まだまだ、お客様みんなが自由にビジネスを展開する、ということを実現しきれていないと思っています。お客様のビジネスの自由度をどこまであげられるかが我々の価値だと思っています。事業に必要なオペレーションの摩擦係数をゼロにする、ということをたまにいうのですが、ボタン一つでクレジットカード決済ができるようになる、ですとか、いろんな料金モデルを簡単に実現できる、切り替えられる、というのがあるべき姿だと思います。やれること、やりたいことの幅は本来そんなにあるわけではなく、誰も知らない決済手段というのはないはずなのですが、その一つ一つを実現するのは大変です。そうしたことを簡単にできるようにすることによって、それぞれの事業者が自由に戦略を描いてビジネスを展開できる土台が整うはずで、そのことは社会にとって意義があることだと信じています。
ーそうした現状を踏まえて、今後の展望を教えてください。
現状、当社はScalebaseとScalebaseペイメントの2プロダクトを提供しています。
Scalebaseは顧客契約・請求の管理を担い、先ほど申し上げたような、販売の自由度をいかにあげられるか、にフォーカスしています。我々がターゲットにしているお客様は自由な請求の仕方をしていることが多いです。それらを柔軟に吸収して、多様な販売形態に対応できるようサービスを磨きこんでいきたいと思っています。また、オペレーションの摩擦係数をゼロにする、という考えからは、受注から決済まで一気通貫でできるようなAPI連携の強化というところがポイントです。
Scalebaseペイメントは請求書発行から入金消込・督促・複数の決済手段の管理を提供するサービスですが、自動入金消込の強化のほか、心理的負荷の大きい督促業務などもAIなどの技術を活用することで担うことができ、我々が取り組むことで顧客の負荷を減らせると思っています。請求以降のプロセスをお客様からまるっと投げていただけるようにしていきたいです。
受注以降の業務をScalebase、請求以降の業務をScalebaseペイメントがまるっと担い、それぞれの業務における顧客負担をいかにゼロにできるか、2024年と2025年で取り組んでいきたいと考えています。
これらのことを実現するために、目下、組織の強化にも取り組んでいます。特にセールスやカスタマーサクセスなどの業務コンサルを拡充していきたいと考えています。
我々のプロダクトは、複雑な業務オペレーションをどうScalebaseで表現して実現を支えるかが価値になります。その際、お客様の業務を理解、整理して、適切な形に仕立てながら価値を届けることがセールスやカスタマーサクセスの仕事になります。しっかり顧客とコミュニケーションをとり、業務コンサル、業務支援というと範囲は広いのですが、そういうことができる方にきていただけると心強いです。プロダクトとともにお客様を支え、プライシングをどうするかを考えたり、お客様のビジネスモデルに関する相談にのるというのは、それぞれのメンバーの引き出しをダイレクトに増やします。貢献感も感じられますし、単なる問い合わせ窓口ではない、ビジネスパートナーとしての経験ができると思いますので、もし興味のある方がいらっしゃるようであれば、ぜひお声がけいただきたいです。

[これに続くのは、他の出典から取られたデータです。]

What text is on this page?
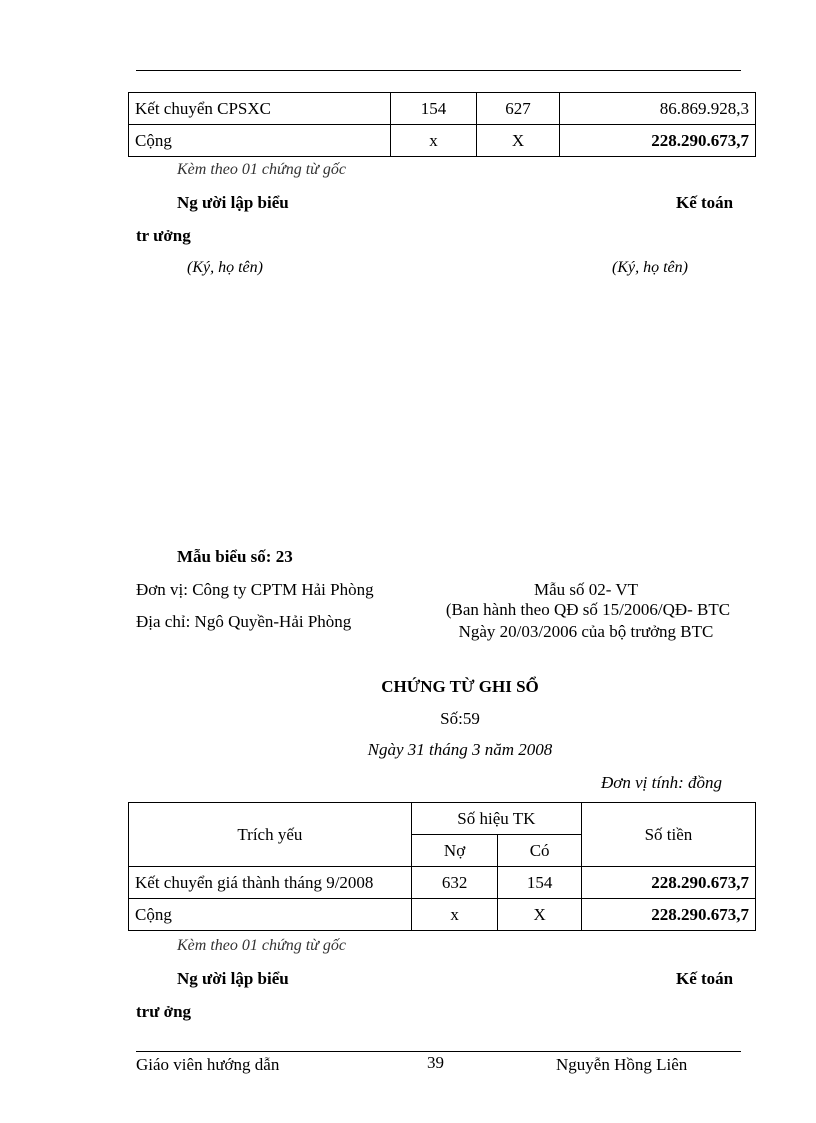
Kết chuyển CPSXC	154	627	86.869.928,3
Cộng	x	X	228.290.673,7
Kèm theo 01 chứng từ gốc
Ng ười lập biểu	Kế toán
tr ưởng
(Ký, họ tên)	(Ký, họ tên)
Mẫu biểu số: 23
Đơn vị: Công ty CPTM Hải Phòng
Địa chỉ: Ngô Quyền-Hải Phòng
Mẫu số 02- VT
(Ban hành theo QĐ số 15/2006/QĐ- BTC
Ngày 20/03/2006 của bộ trưởng BTC
CHỨNG TỪ GHI SỔ
Số:59
Ngày 31 tháng 3 năm 2008
Đơn vị tính: đồng
Trích yếu	Số hiệu TK		Số tiền
	Nợ	Có	
Kết chuyển giá thành tháng 9/2008	632	154	228.290.673,7
Cộng	x	X	228.290.673,7
Kèm theo 01 chứng từ gốc
Ng ười lập biểu	Kế toán
trư ởng
Giáo viên hướng dẫn	39	Nguyễn Hồng Liên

ー最後に、読者の方々にお伝えしたいことがあれば教えてください。
我々が目指している世界観、我々のプロダクトで課題を解決することの本質に、共感していただけるお客様を増やしたいと思っています。Scalebaseが何をやっているサービスであるかを示すとき、いつも悩ましいのですが、「サブスク管理」でも「販売管理」でもしっくりこないと思っています。SaaS for SaaS ともいわれるのですが、SaaSに限らず、いろんな会社様が月額課金、料金プランの変更などで悩んでいらっしゃる。そうしたお客様のやりたいことを全部支えられるプロダクトとして、変化をし続ける企業様の助けになるといいなと思っています。ミッションとしては「あらゆる企業にフルスイングを」を掲げてやってきました。我々がサービス展開している企業の負荷を支えることで、それらのお客様が新しい価値を提供できるよう、より努めて参ります。
ー本日はありがとうございました。